For the industry, the introduction of Level 3 represents not just a tougher certification bar but also a clear signal that attackers are evolving—and that defensive measures must evolve just as quickly.
Staying compliant with KBY-AI’s ID verification solutions
As legal and regulatory frameworks around identity verification continue to grow in complexity, organizations need tools that are not only powerful and accurate, but also fully compliant with international standards and regional requirements. Selecting the right ID verification technology partner can make the difference between seamless onboarding and costly compliance gaps.
KBY-AI provides such ID verification solutions through its industry-recognized ID Document Recognition SDK and Face SDK, both of which have been certified by leading organizations and successfully deployed in some of the most highly regulated markets worldwide.

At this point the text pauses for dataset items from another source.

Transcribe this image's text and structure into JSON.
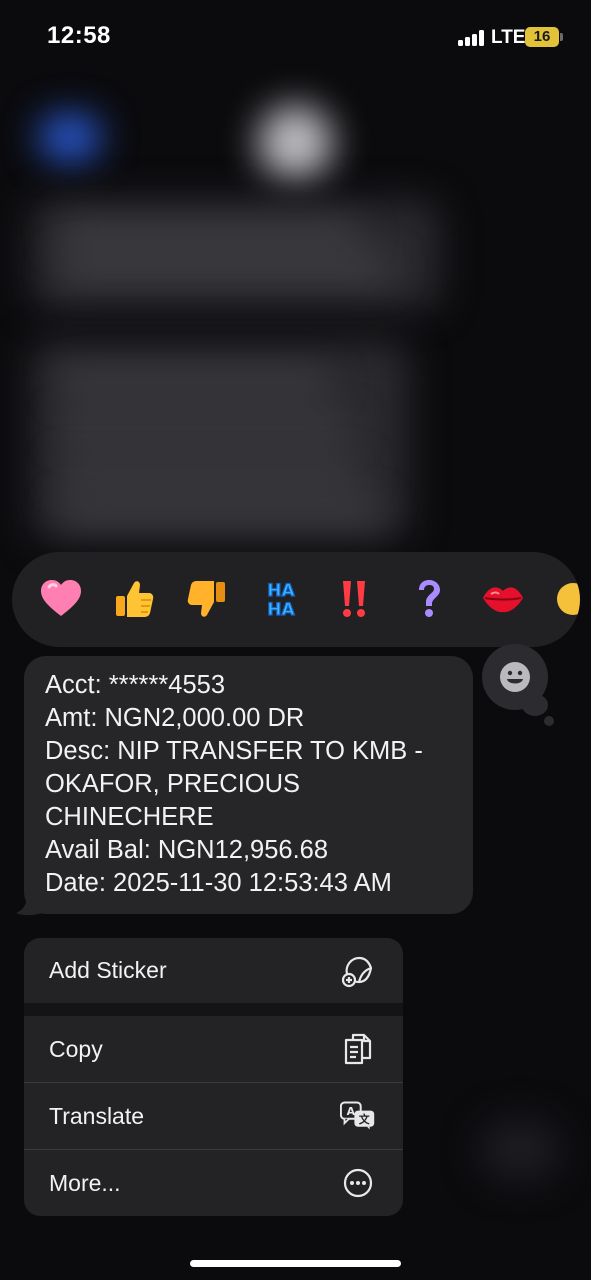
{
  "status_bar": {
    "time": "12:58",
    "network": "LTE",
    "battery": "16"
  },
  "tapbacks": [
    {
      "name": "heart",
      "glyph": "🩷"
    },
    {
      "name": "thumbs-up",
      "glyph": "👍"
    },
    {
      "name": "thumbs-down",
      "glyph": "👎"
    },
    {
      "name": "haha",
      "glyph": "HA HA"
    },
    {
      "name": "exclamation",
      "glyph": "‼"
    },
    {
      "name": "question",
      "glyph": "?"
    },
    {
      "name": "kiss",
      "glyph": "💋"
    }
  ],
  "message": {
    "text": "Acct: ******4553\nAmt: NGN2,000.00 DR\nDesc: NIP TRANSFER TO KMB -\nOKAFOR, PRECIOUS\nCHINECHERE\nAvail Bal: NGN12,956.68\nDate: 2025-11-30 12:53:43 AM"
  },
  "context_menu": {
    "add_sticker": "Add Sticker",
    "copy": "Copy",
    "translate": "Translate",
    "more": "More..."
  },
  "icons": {
    "add_sticker": "sticker-plus-icon",
    "copy": "copy-icon",
    "translate": "translate-icon",
    "more": "ellipsis-circle-icon",
    "sticker": "smiley-sticker-icon"
  },
  "colors": {
    "background": "#0b0b0e",
    "bubble": "#262629",
    "menu": "#232326",
    "battery": "#e2c239"
  }
}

The KBY-AI ID Document Reader SDK is a particularly robust option for ID verification. It is powered by the world’s largest template database, covering over 15,000 document types across 254 countries and territories. With this extensive coverage, businesses can rely on a single solution to handle a truly global customer base.
Key capabilities include:
-
Authentication of thousands of global ID documents with advanced accuracy.
-
Reading machine-readable zones (MRZs) and a wide range of barcodes.
-
RFID chip reading and authentication in line with ICAO Doc 9303 standards.
-
Verification of digital signatures embedded in barcodes, including Visible Digital Seals (VDS) defined by ICAO.
-
Document liveness checks by analyzing dynamic security features such as holograms and optically variable ink (OVI).
-
And much more.
Complementing this, the KBY-AI Face SDK provides instant and secure biometric ID verification with advanced liveness detection. It supports both passive and active methods, ensuring resilience against fraudulent presentation attacks, including the use of static images, printed photographs, video replays, video injection attempts, or even sophisticated masks.

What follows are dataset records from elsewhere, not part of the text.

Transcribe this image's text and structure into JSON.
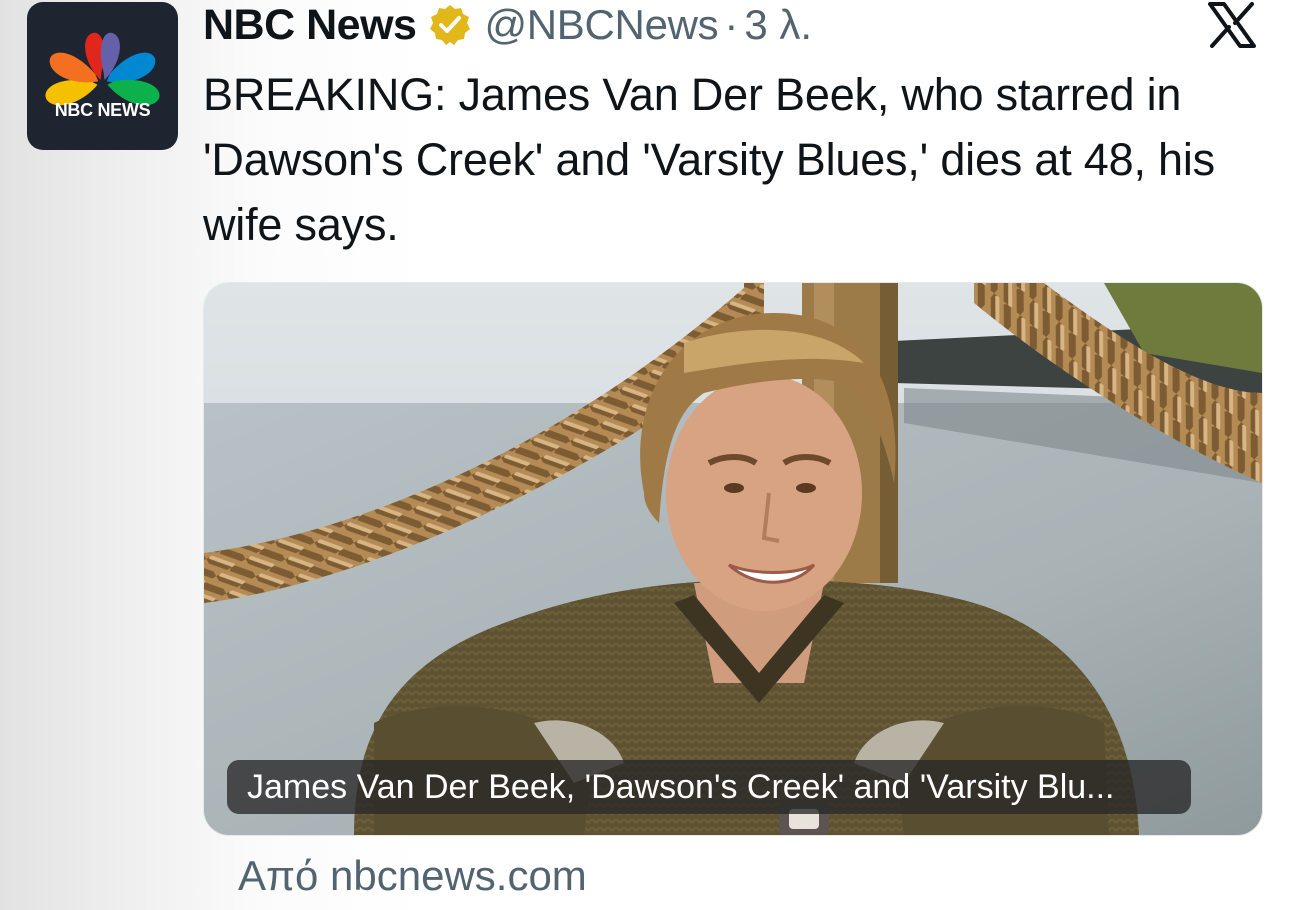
{
  "tweet": {
    "display_name": "NBC News",
    "handle": "@NBCNews",
    "separator": "·",
    "time": "3 λ.",
    "text": "BREAKING: James Van Der Beek, who starred in 'Dawson's Creek' and 'Varsity Blues,' dies at 48, his wife says.",
    "verified_badge_color": "#e2b719"
  },
  "avatar": {
    "label": "NBC NEWS",
    "background": "#1e2430"
  },
  "card": {
    "caption": "James Van Der Beek, 'Dawson's Creek' and 'Varsity Blu...",
    "source": "Από nbcnews.com"
  },
  "icons": {
    "platform": "x-logo-icon",
    "verified": "verified-badge-icon",
    "brand": "peacock-logo-icon"
  }
}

Together, these solutions empower organizations to stay ahead of evolving compliance demands while delivering a smooth, secure, and trustworthy verification experience to end users worldwide.

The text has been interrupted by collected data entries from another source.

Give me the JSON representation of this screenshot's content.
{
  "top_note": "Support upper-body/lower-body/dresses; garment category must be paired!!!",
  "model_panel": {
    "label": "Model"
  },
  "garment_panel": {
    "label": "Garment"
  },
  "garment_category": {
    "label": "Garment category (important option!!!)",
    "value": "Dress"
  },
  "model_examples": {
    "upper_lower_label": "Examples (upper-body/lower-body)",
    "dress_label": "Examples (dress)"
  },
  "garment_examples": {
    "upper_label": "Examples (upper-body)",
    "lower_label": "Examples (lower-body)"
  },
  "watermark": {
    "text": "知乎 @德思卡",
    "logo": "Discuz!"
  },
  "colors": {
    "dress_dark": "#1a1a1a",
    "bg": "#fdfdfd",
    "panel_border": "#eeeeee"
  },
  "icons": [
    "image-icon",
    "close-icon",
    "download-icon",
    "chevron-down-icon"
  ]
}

Frequently Asked Questions (FAQ)
1. What is ID verification?
ID verification is the process of confirming that an individual’s identity document (such as a passport, driver’s license, or national ID card) is authentic and that the person presenting it is the rightful owner.
2. Why is ID verification important?
ID verification helps organizations prevent fraud, meet regulatory requirements (such as KYC and AML), and build trust by ensuring that users are who they claim to be.
3. What types of documents can be verified?
Most modern ID verification systems can authenticate passports, driver’s licenses, national ID cards, residence permits, and other government-issued documents from around the world.
4. How does digital ID verification work?
Typically, the ID verification system scans and analyzes security features of the ID document (like MRZs, barcodes, holograms, and chips), checks for forgery or tampering, and may use facial recognition with liveness detection to confirm the document matches the user.
5. Is digital ID verification secure and compliant with regulations?
Yes. Leading ID verification solutions are designed to comply with international standards (such as ICAO Doc 9303, GDPR, and AML regulations) and use encryption and advanced fraud detection to protect user data and maintain regulatory compliance.
Conclusion
ID verification is no longer just a security measure—it has become a critical part of building trust, meeting regulatory requirements, and protecting both businesses and users from fraud. By combining advanced document authentication, biometric checks, and compliance with international standards, modern ID verification solutions ensure that organizations can confidently onboard customers, safeguard sensitive data, and operate smoothly in an increasingly digital and regulated world.